Create An Inclusive Environment
A hostile work experience can significantly impact employee attitudes, so fostering a workplace culture where everyone feels heard and respected is crucial. You can achieve this by promoting inclusion within your organisation.
Offer training programs that cover what inclusion is, how to recognise and overcome biases, and how to communicate respectfully. Make sure to update your policies to ensure that harmful behaviours such as bullying, harassment, and discrimination are not tolerated. Educate your employees on these policies and provide a transparent process for how any issues they report will be resolved.
Not all employees may feel comfortable speaking up about toxic work environments. Therefore, it's crucial to proactively maintain a positive work environment that promotes safety and acceptance. When employees feel safe and valued, they are more likely to be happier and more productive at work.
Providing skills training to employees can boost their confidence in their jobs. You should offer courses that cover the technical skills necessary for their current roles and courses that prepare them for future roles.
Workplace training is vital, and it's difficult to overstate its significance. When retaining employees, training is an excellent tool for engaging people. It assures them that you're invested in their careers and qualifies them for promotions when new roles become available. This can save you the hassle of finding new talent externally.
Offer Career Planning
To show your employees that they have a future with your organisation, it's important to help them plan for it. One effective way to do this is to include career goals in their one-on-one performance reviews with their managers. Take the time to listen to their concerns and aspirations and work together to create a roadmap for their career growth.

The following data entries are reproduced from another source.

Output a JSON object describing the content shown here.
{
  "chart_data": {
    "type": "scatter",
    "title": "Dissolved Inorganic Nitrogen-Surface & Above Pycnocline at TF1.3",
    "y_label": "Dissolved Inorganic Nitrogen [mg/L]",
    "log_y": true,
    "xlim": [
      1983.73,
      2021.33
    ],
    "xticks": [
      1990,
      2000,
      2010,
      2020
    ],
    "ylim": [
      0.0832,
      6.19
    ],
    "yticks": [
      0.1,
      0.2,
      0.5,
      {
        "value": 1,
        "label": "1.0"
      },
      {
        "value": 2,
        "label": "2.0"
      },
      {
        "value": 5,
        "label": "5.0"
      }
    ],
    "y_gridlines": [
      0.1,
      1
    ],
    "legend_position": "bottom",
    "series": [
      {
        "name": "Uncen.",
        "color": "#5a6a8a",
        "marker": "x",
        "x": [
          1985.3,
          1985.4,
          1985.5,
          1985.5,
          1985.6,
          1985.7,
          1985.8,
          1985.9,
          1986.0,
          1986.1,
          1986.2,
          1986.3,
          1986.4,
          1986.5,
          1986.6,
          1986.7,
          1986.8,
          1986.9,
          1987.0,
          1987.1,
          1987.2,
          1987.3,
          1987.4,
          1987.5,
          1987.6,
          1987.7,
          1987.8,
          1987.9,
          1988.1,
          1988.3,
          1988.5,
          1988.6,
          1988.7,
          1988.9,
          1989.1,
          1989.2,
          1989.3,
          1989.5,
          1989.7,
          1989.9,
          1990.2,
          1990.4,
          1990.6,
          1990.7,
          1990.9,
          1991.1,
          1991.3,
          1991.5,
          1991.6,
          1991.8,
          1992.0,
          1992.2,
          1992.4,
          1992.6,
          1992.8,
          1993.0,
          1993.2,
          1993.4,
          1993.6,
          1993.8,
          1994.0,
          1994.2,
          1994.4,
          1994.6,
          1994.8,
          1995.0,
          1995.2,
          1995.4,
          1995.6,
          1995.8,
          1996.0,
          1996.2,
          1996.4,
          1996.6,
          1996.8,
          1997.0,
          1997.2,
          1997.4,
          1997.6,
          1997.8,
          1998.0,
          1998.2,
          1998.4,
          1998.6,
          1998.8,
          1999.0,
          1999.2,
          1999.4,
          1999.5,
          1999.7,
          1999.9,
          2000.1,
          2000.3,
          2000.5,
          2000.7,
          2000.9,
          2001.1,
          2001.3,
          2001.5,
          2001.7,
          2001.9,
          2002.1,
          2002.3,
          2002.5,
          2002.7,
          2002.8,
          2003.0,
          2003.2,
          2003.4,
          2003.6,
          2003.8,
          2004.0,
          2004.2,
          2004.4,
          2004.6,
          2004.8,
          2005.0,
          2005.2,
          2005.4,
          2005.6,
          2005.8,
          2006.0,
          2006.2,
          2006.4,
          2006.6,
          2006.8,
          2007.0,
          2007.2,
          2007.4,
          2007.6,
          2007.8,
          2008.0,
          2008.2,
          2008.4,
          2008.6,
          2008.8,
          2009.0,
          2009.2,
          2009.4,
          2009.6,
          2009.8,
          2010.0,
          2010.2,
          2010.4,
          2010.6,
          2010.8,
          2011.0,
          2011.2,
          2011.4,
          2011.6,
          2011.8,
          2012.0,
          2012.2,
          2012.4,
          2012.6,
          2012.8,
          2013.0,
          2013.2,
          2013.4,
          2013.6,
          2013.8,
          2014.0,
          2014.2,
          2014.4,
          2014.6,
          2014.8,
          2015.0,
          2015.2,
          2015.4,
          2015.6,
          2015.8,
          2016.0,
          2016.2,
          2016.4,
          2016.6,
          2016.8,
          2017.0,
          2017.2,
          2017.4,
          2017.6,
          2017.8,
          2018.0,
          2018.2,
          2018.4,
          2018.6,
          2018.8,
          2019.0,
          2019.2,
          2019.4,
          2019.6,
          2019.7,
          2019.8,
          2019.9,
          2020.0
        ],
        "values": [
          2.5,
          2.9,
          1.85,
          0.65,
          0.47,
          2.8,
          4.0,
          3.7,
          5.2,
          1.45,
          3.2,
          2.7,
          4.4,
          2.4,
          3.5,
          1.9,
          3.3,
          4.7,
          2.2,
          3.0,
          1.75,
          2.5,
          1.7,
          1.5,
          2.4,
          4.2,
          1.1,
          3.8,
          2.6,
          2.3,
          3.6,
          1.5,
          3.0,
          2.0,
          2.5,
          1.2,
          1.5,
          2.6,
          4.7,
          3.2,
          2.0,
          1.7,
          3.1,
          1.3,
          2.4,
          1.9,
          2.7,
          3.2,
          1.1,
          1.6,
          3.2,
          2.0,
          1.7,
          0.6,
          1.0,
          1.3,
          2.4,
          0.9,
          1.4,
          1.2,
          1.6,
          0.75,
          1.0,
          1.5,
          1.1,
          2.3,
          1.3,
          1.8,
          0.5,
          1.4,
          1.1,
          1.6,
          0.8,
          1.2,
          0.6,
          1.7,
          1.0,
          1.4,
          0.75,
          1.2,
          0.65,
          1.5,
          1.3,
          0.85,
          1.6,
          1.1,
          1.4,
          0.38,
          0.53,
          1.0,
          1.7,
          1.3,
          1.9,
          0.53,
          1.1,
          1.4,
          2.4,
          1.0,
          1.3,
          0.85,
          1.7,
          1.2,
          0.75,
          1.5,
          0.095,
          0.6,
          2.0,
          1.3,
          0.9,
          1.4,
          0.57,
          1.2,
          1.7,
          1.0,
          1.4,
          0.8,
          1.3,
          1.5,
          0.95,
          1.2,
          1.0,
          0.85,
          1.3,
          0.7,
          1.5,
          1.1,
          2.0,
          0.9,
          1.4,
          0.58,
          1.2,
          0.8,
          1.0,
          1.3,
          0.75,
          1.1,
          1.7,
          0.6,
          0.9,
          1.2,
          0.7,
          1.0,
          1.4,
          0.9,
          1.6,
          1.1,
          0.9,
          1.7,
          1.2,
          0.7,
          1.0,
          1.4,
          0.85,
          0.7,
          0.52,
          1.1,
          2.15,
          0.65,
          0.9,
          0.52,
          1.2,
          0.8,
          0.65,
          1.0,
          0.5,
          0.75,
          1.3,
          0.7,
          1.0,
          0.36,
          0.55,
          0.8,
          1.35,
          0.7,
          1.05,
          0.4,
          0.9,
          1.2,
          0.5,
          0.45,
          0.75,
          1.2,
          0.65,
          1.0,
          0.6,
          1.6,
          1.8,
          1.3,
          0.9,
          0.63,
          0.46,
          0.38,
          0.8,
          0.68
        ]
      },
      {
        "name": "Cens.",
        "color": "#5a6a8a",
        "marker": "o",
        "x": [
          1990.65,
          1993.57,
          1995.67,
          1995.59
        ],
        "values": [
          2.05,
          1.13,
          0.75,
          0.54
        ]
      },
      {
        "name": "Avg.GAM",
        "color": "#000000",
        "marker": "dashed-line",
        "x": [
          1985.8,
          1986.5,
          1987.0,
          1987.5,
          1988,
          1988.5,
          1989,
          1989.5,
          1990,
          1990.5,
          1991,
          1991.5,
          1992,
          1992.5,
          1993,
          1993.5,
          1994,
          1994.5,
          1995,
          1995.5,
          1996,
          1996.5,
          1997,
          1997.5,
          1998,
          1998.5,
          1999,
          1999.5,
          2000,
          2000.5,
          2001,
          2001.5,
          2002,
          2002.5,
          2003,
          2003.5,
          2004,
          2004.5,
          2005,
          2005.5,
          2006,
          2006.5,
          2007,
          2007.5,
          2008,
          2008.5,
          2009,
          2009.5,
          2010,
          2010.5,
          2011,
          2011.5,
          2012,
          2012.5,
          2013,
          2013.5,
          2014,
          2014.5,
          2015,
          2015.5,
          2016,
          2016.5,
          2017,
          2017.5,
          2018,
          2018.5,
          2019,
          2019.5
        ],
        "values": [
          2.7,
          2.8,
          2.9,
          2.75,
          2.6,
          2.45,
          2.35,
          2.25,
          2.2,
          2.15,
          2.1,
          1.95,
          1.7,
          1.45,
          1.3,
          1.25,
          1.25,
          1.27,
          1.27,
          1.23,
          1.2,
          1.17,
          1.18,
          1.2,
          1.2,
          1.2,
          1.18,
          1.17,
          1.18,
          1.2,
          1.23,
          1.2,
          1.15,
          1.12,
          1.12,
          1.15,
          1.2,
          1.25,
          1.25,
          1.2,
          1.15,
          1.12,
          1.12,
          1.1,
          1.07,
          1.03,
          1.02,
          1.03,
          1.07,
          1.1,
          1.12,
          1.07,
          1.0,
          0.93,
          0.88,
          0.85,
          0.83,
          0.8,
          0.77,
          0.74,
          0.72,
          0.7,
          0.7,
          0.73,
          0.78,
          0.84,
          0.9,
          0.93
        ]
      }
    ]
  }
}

Direct them to training options to help them develop the needed skills and set goals that managers can review regularly. By demonstrating your support for their career goals, you can encourage your employees to see your company as a part of their long-term plans.
Teach Soft Skills
When individuals have the necessary skills to adapt to new work styles or collaborate efficiently, productivity increases, and employees become motivated. To ensure your workforce thrives continuously, consider providing training in soft skills. This will equip your employees with the skills needed to succeed.
Moreover, it is advisable to offer training in soft skills related to wellbeing. Stress management, mindfulness, and time management courses can help employees maintain a healthy work-life balance and prevent burnout.
When employees have the skills they require to navigate the workplace successfully, they are more content and satisfied with their jobs.
Rewarding employees for their hard work can take various forms, such as tangible or intangible rewards. It's important to note that some rewards, such as being appreciated by your team and having a good relationship with your manager, cannot be easily quantified.
Additionally, promoting employees, giving raises, and offering internal hiring opportunities are longer-term ways to recognise and reward employees for their achievements. These actions convey the message that you are attentive to the progress of your team members, value their contributions, and are committed to helping them achieve their long-term goals.
To attract and retain great employees, you need more than just advertising yourself as a good employer. Nowadays, employees seek fulfilling jobs that offer a healthy work-life balance. You must promote your company culture and follow your promises to build a strong talent pool.
By proactively implementing strategies to retain employees, you can create a sustainable work environment that will benefit you in the long run. You won't have to rely on flashy gimmicks or constant pay negotiations to keep your employees happy.